Tıpkı şimdi olduğu gibi o zaman da arabalar, belediye binaları, polis karakolları ve okullar, yani Fransız bayrağının dalgalandığı binalar hedef alınmıştı.

Protestocular; sosyal yardım eksikliği, ırkçılık ve polis şiddetine karşı ses çıkarıyordu.

Ancak aslında işler birçok yönden değişti.

Mesela milyarlarca para harcanan Grand Paris Express projesine bir bakın. Bu girişim, banliyölere yeni metro ve tramvay bağlantıları kuruyor, banliyölerin ana sorunlarından biri olan sosyal izolasyonla mücadele ediyor.

Nanterre veya Massy gibi Paris banliyölerindeki yeni kamu binalarına bakın. Akla gelen ilk şey ihmal olmuuyor.

Polis güçlerinde hizmet veren Afrikalı veya Mağrip kökenlilerin sayısı şu anda 2005'te görülenden çok daha fazla.

Öte yandan banliyölerden daha fazla insanı seçkin okullara ve üniversitelere çekme çabası var.

Halk dili de bir o kadar değişti. Azınlıklara yönelik bağnazca yaklaşım, yirmi ya da otuz yıl önce hoşgörülürken, bugün kovuşturmaya değilse de kınamaya yol açıyor.

Her yer gibi Fransa da değişiyor.

Ancak buna rağmen, Fransa'daki herkes banliyölerin bu eski yarasının hala varlığını sürdürdüğünü biliyor.

Çünkü bu yara, sömürgecilikten, kibirden, uzun süredir devam eden savaşlardan, nefretten doğdu ve kolay kolay ortadan kaybolmuyor.

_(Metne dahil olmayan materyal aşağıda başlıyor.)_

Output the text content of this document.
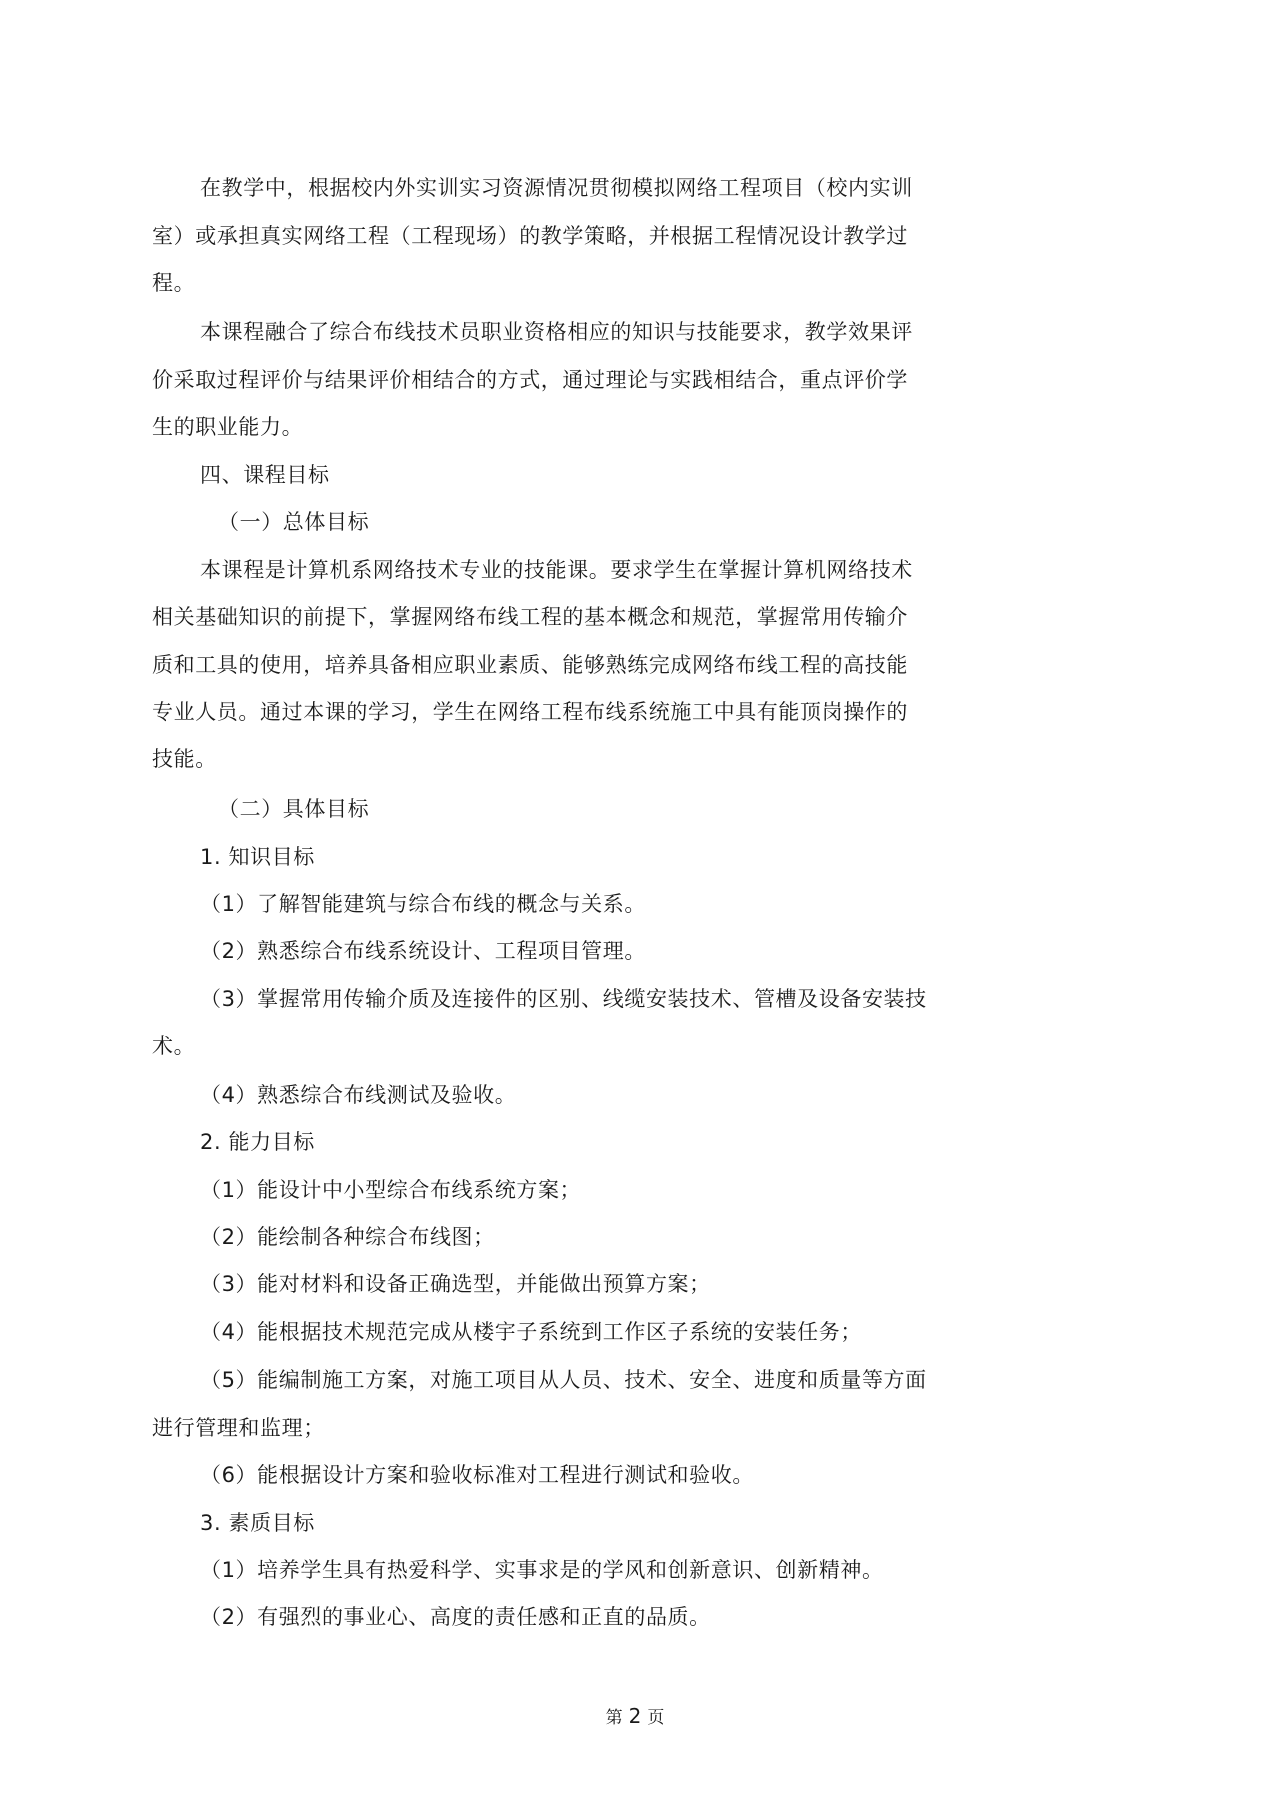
在教学中，根据校内外实训实习资源情况贯彻模拟网络工程项目（校内实训
室）或承担真实网络工程（工程现场）的教学策略，并根据工程情况设计教学过
程。
本课程融合了综合布线技术员职业资格相应的知识与技能要求，教学效果评
价采取过程评价与结果评价相结合的方式，通过理论与实践相结合，重点评价学
生的职业能力。
四、课程目标
（一）总体目标
本课程是计算机系网络技术专业的技能课。要求学生在掌握计算机网络技术
相关基础知识的前提下，掌握网络布线工程的基本概念和规范，掌握常用传输介
质和工具的使用，培养具备相应职业素质、能够熟练完成网络布线工程的高技能
专业人员。通过本课的学习，学生在网络工程布线系统施工中具有能顶岗操作的
技能。
（二）具体目标
1. 知识目标
（1）了解智能建筑与综合布线的概念与关系。
（2）熟悉综合布线系统设计、工程项目管理。
（3）掌握常用传输介质及连接件的区别、线缆安装技术、管槽及设备安装技
术。
（4）熟悉综合布线测试及验收。
2. 能力目标
（1）能设计中小型综合布线系统方案；
（2）能绘制各种综合布线图；
（3）能对材料和设备正确选型，并能做出预算方案；
（4）能根据技术规范完成从楼宇子系统到工作区子系统的安装任务；
（5）能编制施工方案，对施工项目从人员、技术、安全、进度和质量等方面
进行管理和监理；
（6）能根据设计方案和验收标准对工程进行测试和验收。
3. 素质目标
（1）培养学生具有热爱科学、实事求是的学风和创新意识、创新精神。
（2）有强烈的事业心、高度的责任感和正直的品质。
第 2 页
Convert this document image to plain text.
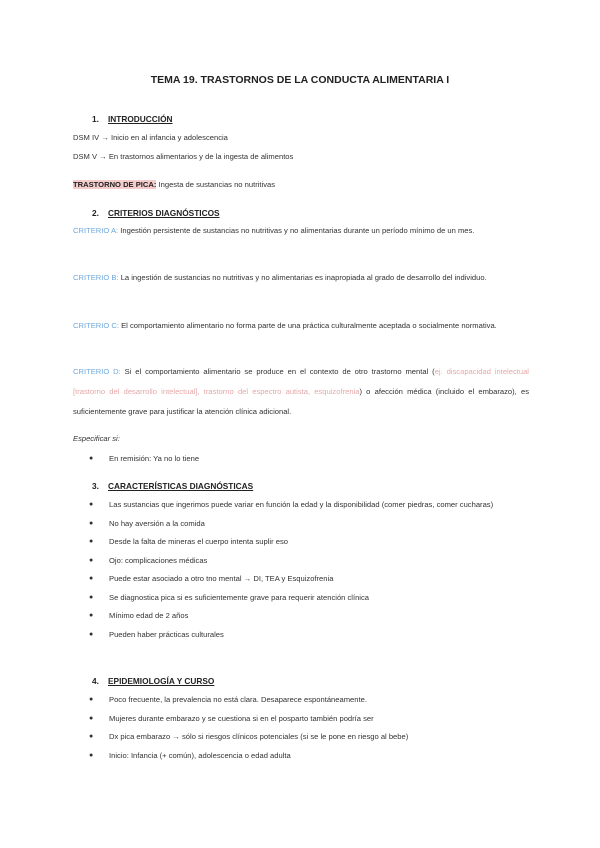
TEMA 19. TRASTORNOS DE LA CONDUCTA ALIMENTARIA I
1. INTRODUCCIÓN
DSM IV → Inicio en al infancia y adolescencia
DSM V → En trastornos alimentarios y de la ingesta de alimentos
TRASTORNO DE PICA: Ingesta de sustancias no nutritivas
2. CRITERIOS DIAGNÓSTICOS
CRITERIO A: Ingestión persistente de sustancias no nutritivas y no alimentarias durante un período mínimo de un mes.
CRITERIO B: La ingestión de sustancias no nutritivas y no alimentarias es inapropiada al grado de desarrollo del individuo.
CRITERIO C: El comportamiento alimentario no forma parte de una práctica culturalmente aceptada o socialmente normativa.
CRITERIO D: Si el comportamiento alimentario se produce en el contexto de otro trastorno mental (ej. discapacidad intelectual [trastorno del desarrollo intelectual], trastorno del espectro autista, esquizofrenia) o afección médica (incluido el embarazo), es suficientemente grave para justificar la atención clínica adicional.
Especificar si:
● En remisión: Ya no lo tiene
3. CARACTERÍSTICAS DIAGNÓSTICAS
● Las sustancias que ingerimos puede variar en función la edad y la disponibilidad (comer piedras, comer cucharas)
● No hay aversión a la comida
● Desde la falta de mineras el cuerpo intenta suplir eso
● Ojo: complicaciones médicas
● Puede estar asociado a otro tno mental → DI, TEA y Esquizofrenia
● Se diagnostica pica si es suficientemente grave para requerir atención clínica
● Mínimo edad de 2 años
● Pueden haber prácticas culturales
4. EPIDEMIOLOGÍA Y CURSO
● Poco frecuente, la prevalencia no está clara. Desaparece espontáneamente.
● Mujeres durante embarazo y se cuestiona si en el posparto también podría ser
● Dx pica embarazo → sólo si riesgos clínicos potenciales (si se le pone en riesgo al bebe)
● Inicio: Infancia (+ común), adolescencia o edad adulta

Macron krizin büyüyebileceğinin farkında

2005 yılının Ekim ayındaki Paris'in Clichy-sous-Bois banliyösünde polis kontrolünden kaçarken bir trafoya sığınan iki genç elektrik çarparak ölmüştü. Olay yoğun tepki çekmiş, üç hafta boyunca Fransa'nın her yerinde çatışmalar çıkmıştı. .

Macron, krizlerine banliyönün eklenmemesi için dua ediyordu, ancak dileği gerçekleşmedi.

2005 isyanlarının üç hafta sürdüğünü, sokağa çıkma yasakları ve gözaltılarla, ancak olağanüstü hal ilanından sonra bittiğini biliyor.

Henüz o noktada değiliz ama oraya gelebiliriz.

"Gençler 'bu ben de olabilirdim' diye düşünüyor"

Fransa İçişleri Bakanlığı, Nahel'in ölümüyle başlayan protestolarda 249 polis memurunun yaralandığını, 667 kişinin gözaltına alındığını açıkladı. Le Figaro gazetesi yalnızca Paris'te gözaltına alınan 242 kişinin çoğunun yaşının 14 ile 18 arasında oluğunu bildirdi.

Le Monde'a konuşan Vincennes-Saint-Denis Paris 8 Üniversitesi profesörü sosyolog Fabien Truong, ülke genelinde genç yaştaki protestocuların "Bu ben de olabilirdim" diye düşündüğünü ifade ediyor.

Truong bu bölgelerde yaşayan herkesin polisle yaşanmış kötü anıları hatırladığını; evlerinin yanı başında sürekli yapılan kimlik kontrollerinin küçük düşürücü, strese yol açan ve uzun vadede kızgınlığı besleyen şeyler olduğunu belirtiyor.

"Bu kişiler yaptıkları bir şeyden dolayı değil, kim olduklarından yola çıkılarak kontrol edildiklerini düşünüyorlar" diyen Truong, orta yaşlara geldiklerinde de oluşan polis korkusunun devam ettiğini, toplu konutlarda yaşayanların siyasi hoşnutsuzluğunun ve güvensizliğinin bu şekilde açıklanabileceğini ekliyor.